Set good, strong passwords and never share them with anyone.
Shred letters that are sent through the post so that people can’t steal your identity.
Don’t give out too much information online. People could use your photos or details to scam others, or in order to scam you with their knowledge. Review your privacy settings so that strangers don’t have access to you.
Invest in protecting your computer and other devices with anti-virus software.
If someone asks you to pay with PayPal as a “family or friend” when they’re neither, do not do so. You may lose protections if trying to get a refund.
If something seems too good to be true, for example a sale on a website you’ve never heard of, it probably is.
What Support & Information Can I Access?
If you or someone you love has been a victim, please know that you are not alone. You should always tell someone you trust about what has happened to you, even if the scammers threaten you for doing so.
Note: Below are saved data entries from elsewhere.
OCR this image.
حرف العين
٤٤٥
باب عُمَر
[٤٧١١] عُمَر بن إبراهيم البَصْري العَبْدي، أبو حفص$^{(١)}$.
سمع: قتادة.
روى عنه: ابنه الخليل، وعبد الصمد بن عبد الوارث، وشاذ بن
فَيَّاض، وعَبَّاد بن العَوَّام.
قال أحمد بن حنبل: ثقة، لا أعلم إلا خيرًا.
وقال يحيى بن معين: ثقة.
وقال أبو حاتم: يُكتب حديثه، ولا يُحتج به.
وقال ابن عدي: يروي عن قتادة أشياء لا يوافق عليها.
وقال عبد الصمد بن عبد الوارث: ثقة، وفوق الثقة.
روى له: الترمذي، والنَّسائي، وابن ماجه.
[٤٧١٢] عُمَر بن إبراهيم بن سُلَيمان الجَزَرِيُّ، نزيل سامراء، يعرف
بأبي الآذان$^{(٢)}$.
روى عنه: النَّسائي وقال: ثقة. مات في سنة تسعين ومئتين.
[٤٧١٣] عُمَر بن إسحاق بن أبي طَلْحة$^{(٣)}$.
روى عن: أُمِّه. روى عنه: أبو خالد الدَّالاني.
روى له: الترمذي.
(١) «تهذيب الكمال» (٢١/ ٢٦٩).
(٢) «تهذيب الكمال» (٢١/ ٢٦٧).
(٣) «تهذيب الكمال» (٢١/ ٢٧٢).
We recommend looking at the ACCC's Scamwatch website, to discover how to recognise, report and protect yourself from scams. The Little Black Book of Scams is a free resource that you can use to help you identify scams and avoid them.
If you need to report a scam, head to the ACCC’s report a scam page. You can provide full details in order to help them warn others.
They also provide guidance on how to get help. This might involve:
Reporting to authorities such as the police
Contacting your financial institution
Recovering a stolen identity
Changing all your passwords
Visiting IDCARE, Australia and New Zealand’s not-for-profit national identity and cyber support service.
Unfortunately, many scammers live overseas. This means there’s not a lot our government can do. That’s why it’s especially important to warn all your family and friends.